To help fund the Civil War, the federal government introduced its first federal income tax as part of the Revenue Act of 1861. This tax was very modest by modern standards, imposing a flat rate of 3 percent on all incomes above $800. This tax was rescinded in 1872, and in 1895 the U.S. Supreme Court ruled that federal taxation of income derived from property had to be apportioned among the states.
For all practical purposes, it would take a constitutional amendment before the federal government could once again lay claim to the income of individual citizens. The opportunity came soon enough.
Timid scope
In 1913, the 16th Amendment ushered in the federal income tax as we know it. Originally, its scope was timid. The top bracket was a mere 7 percent, and it only applied to incomes above $500,000 — a fantastic sum at the time. The vast majority of Americans fell in the lowest tax bracket (up to $20,000), and owed the federal government a piddling 1 percent tax on their income.

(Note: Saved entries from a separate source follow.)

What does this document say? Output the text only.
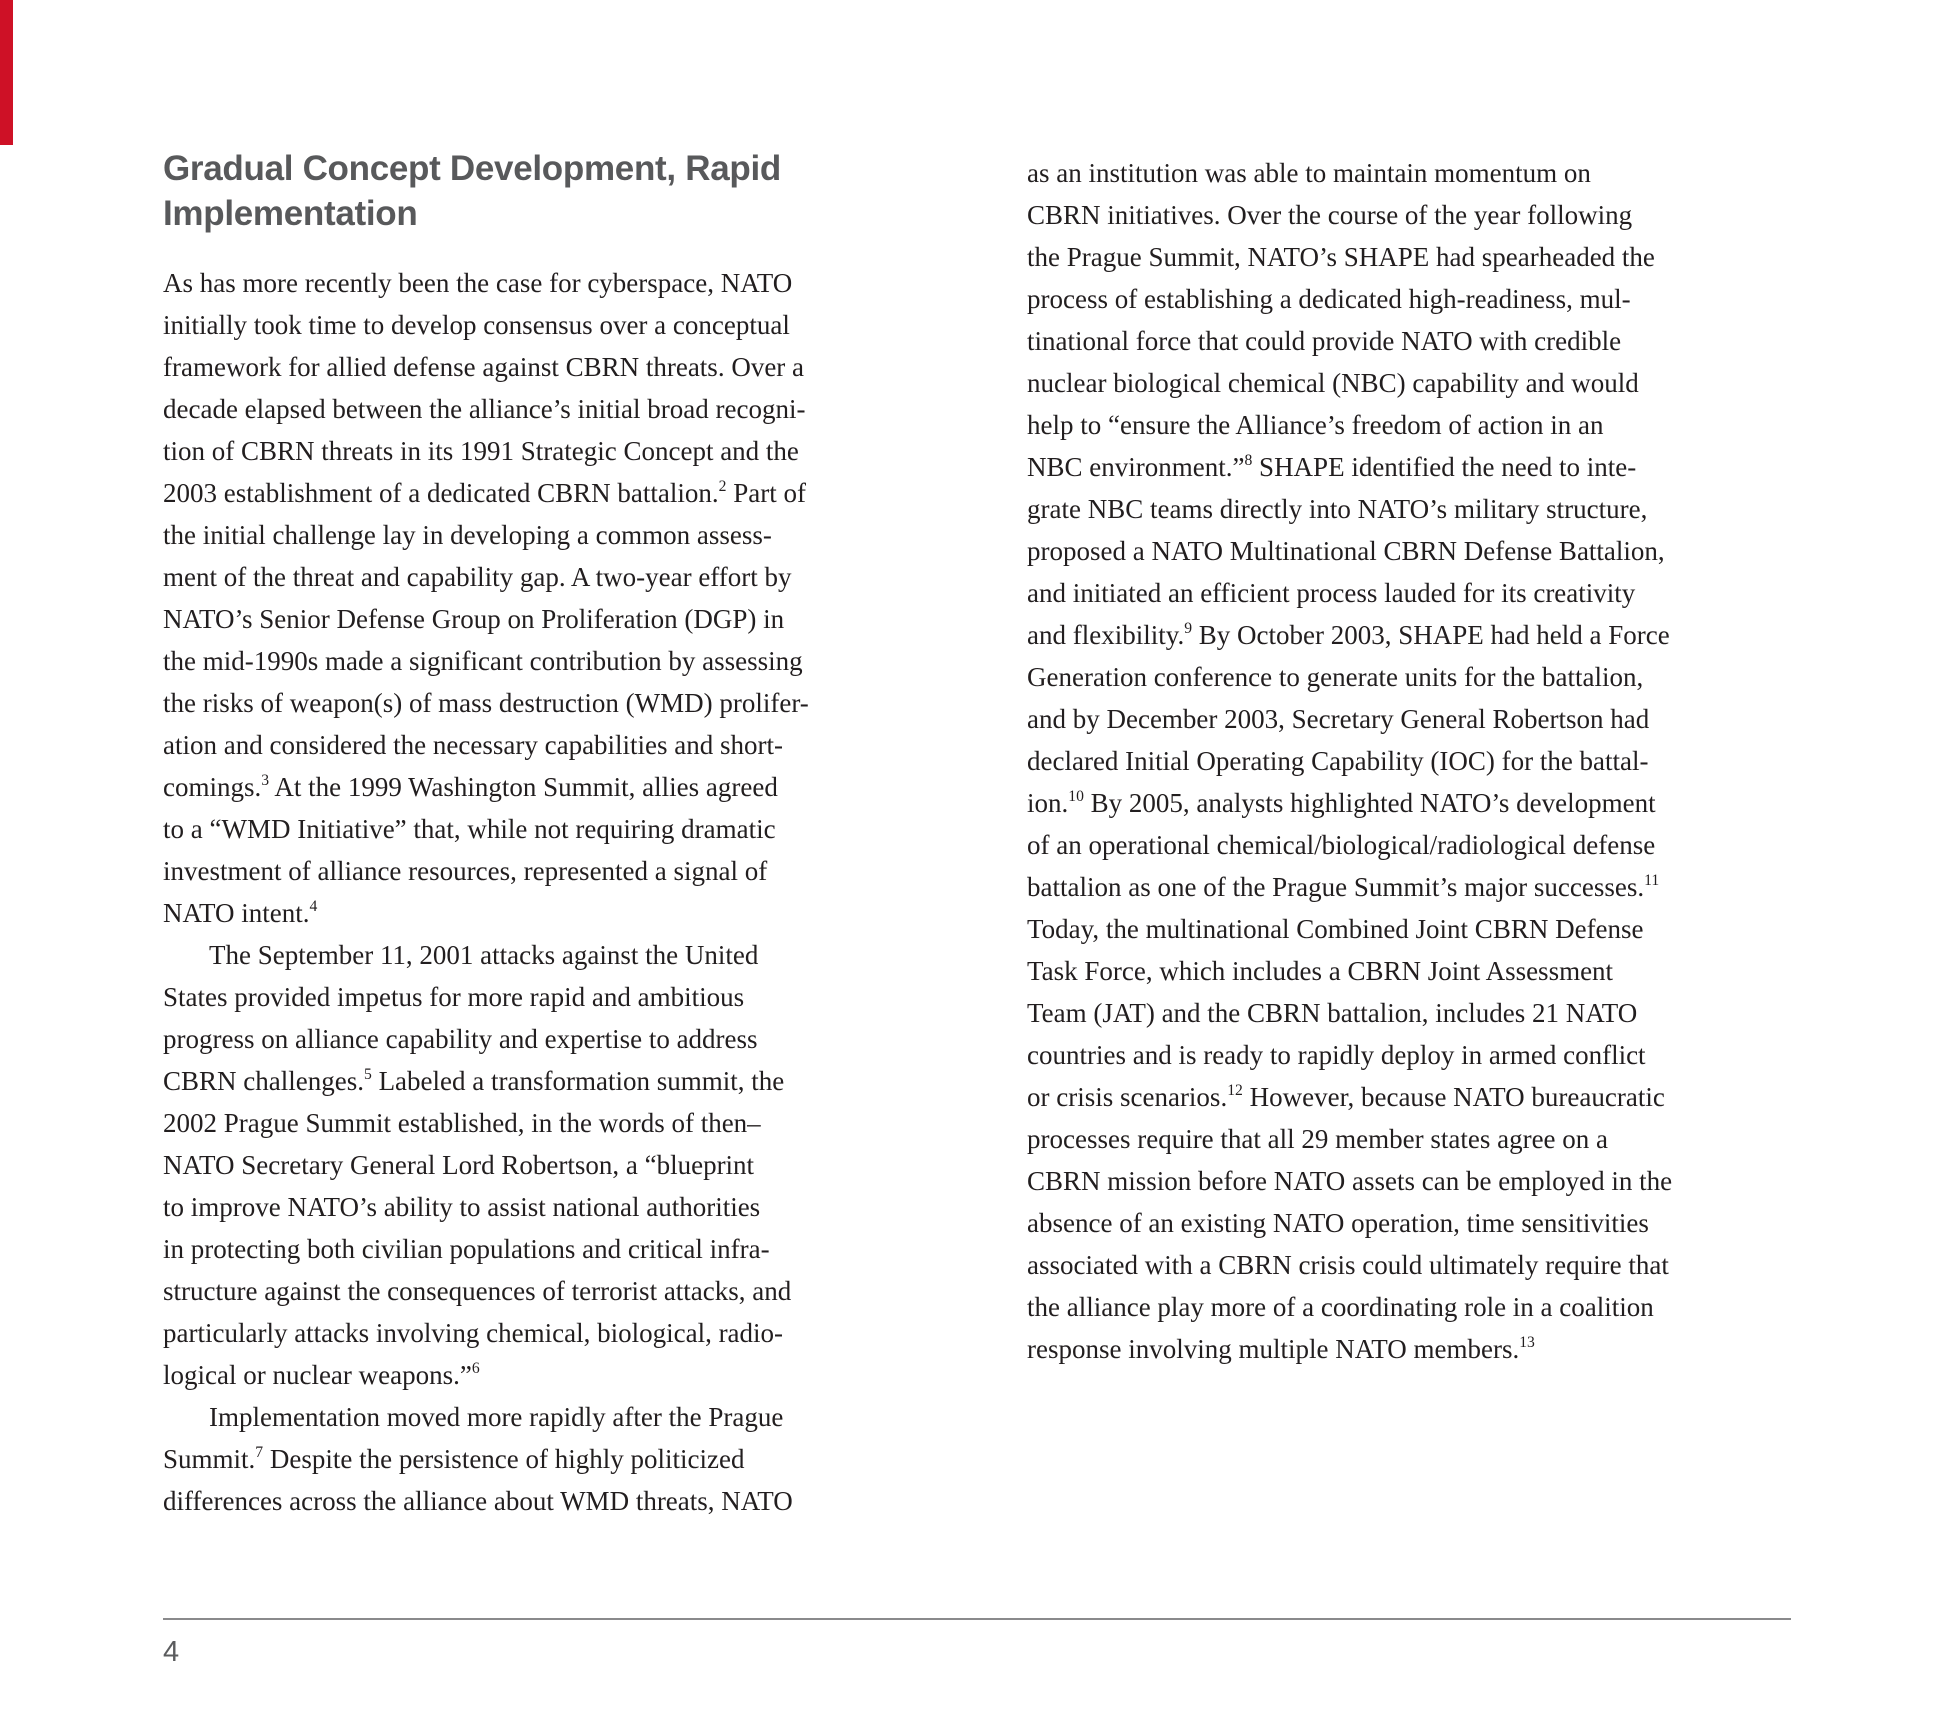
Gradual Concept Development, Rapid
Implementation
As has more recently been the case for cyberspace, NATO
initially took time to develop consensus over a conceptual
framework for allied defense against CBRN threats. Over a
decade elapsed between the alliance’s initial broad recogni-
tion of CBRN threats in its 1991 Strategic Concept and the
2003 establishment of a dedicated CBRN battalion.$^2$ Part of
the initial challenge lay in developing a common assess-
ment of the threat and capability gap. A two-year effort by
NATO’s Senior Defense Group on Proliferation (DGP) in
the mid-1990s made a significant contribution by assessing
the risks of weapon(s) of mass destruction (WMD) prolifer-
ation and considered the necessary capabilities and short-
comings.$^3$ At the 1999 Washington Summit, allies agreed
to a “WMD Initiative” that, while not requiring dramatic
investment of alliance resources, represented a signal of
NATO intent.$^4$
The September 11, 2001 attacks against the United
States provided impetus for more rapid and ambitious
progress on alliance capability and expertise to address
CBRN challenges.$^5$ Labeled a transformation summit, the
2002 Prague Summit established, in the words of then–
NATO Secretary General Lord Robertson, a “blueprint
to improve NATO’s ability to assist national authorities
in protecting both civilian populations and critical infra-
structure against the consequences of terrorist attacks, and
particularly attacks involving chemical, biological, radio-
logical or nuclear weapons.”$^6$
Implementation moved more rapidly after the Prague
Summit.$^7$ Despite the persistence of highly politicized
differences across the alliance about WMD threats, NATO
as an institution was able to maintain momentum on
CBRN initiatives. Over the course of the year following
the Prague Summit, NATO’s SHAPE had spearheaded the
process of establishing a dedicated high-readiness, mul-
tinational force that could provide NATO with credible
nuclear biological chemical (NBC) capability and would
help to “ensure the Alliance’s freedom of action in an
NBC environment.”$^8$ SHAPE identified the need to inte-
grate NBC teams directly into NATO’s military structure,
proposed a NATO Multinational CBRN Defense Battalion,
and initiated an efficient process lauded for its creativity
and flexibility.$^9$ By October 2003, SHAPE had held a Force
Generation conference to generate units for the battalion,
and by December 2003, Secretary General Robertson had
declared Initial Operating Capability (IOC) for the battal-
ion.$^{10}$ By 2005, analysts highlighted NATO’s development
of an operational chemical/biological/radiological defense
battalion as one of the Prague Summit’s major successes.$^{11}$
Today, the multinational Combined Joint CBRN Defense
Task Force, which includes a CBRN Joint Assessment
Team (JAT) and the CBRN battalion, includes 21 NATO
countries and is ready to rapidly deploy in armed conflict
or crisis scenarios.$^{12}$ However, because NATO bureaucratic
processes require that all 29 member states agree on a
CBRN mission before NATO assets can be employed in the
absence of an existing NATO operation, time sensitivities
associated with a CBRN crisis could ultimately require that
the alliance play more of a coordinating role in a coalition
response involving multiple NATO members.$^{13}$
4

Some skeptics warned that the government could not be trusted, and that the introduction of a federal income tax would prove to be a tragic mistake. The proponents of the new tax dismissed such concerns and promised that the tax was nothing but a slight inconvenience on the titans of industry. The skeptics quickly proved correct.
By 1918, just five years after the income tax was introduced, the government had jacked up the top rate to an astonishing 77 percent. Taxpayers in the lowest bracket saw their rate jump up from the original 1 percent in 1913 to 6 percent five years later. Government now deploys the income tax as a major source of revenue, and the tax code abounds in perverse incentives.
In fiscal year 2009, the federal government collected $2.1 trillion in tax revenues, of which 43 percent came from taxes on the incomes of individuals. Besides this enormous transfer of resources from taxpayers to government coffers, one must consider the income and wealth never produced in the first place.
Loopholes
The higher the marginal tax rate, the more defensive businesses and individuals become. They spend their time looking for loopholes, shielding their income, and lobbying for tax breaks. Think of the millions of man-hours of professional labor, in the form of tax attorneys, accountants and lobbyists, that could be devoted to something intrinsically useful like satisfying consumers were it not for the looming threat of an IRS audit or a new tax law.
Robert P. Murphy is senior fellow in business and economic studies at the conservative Pacific Research Institute, San Francisco, Calif. Distributed by McClatchy-Tribune Information Services.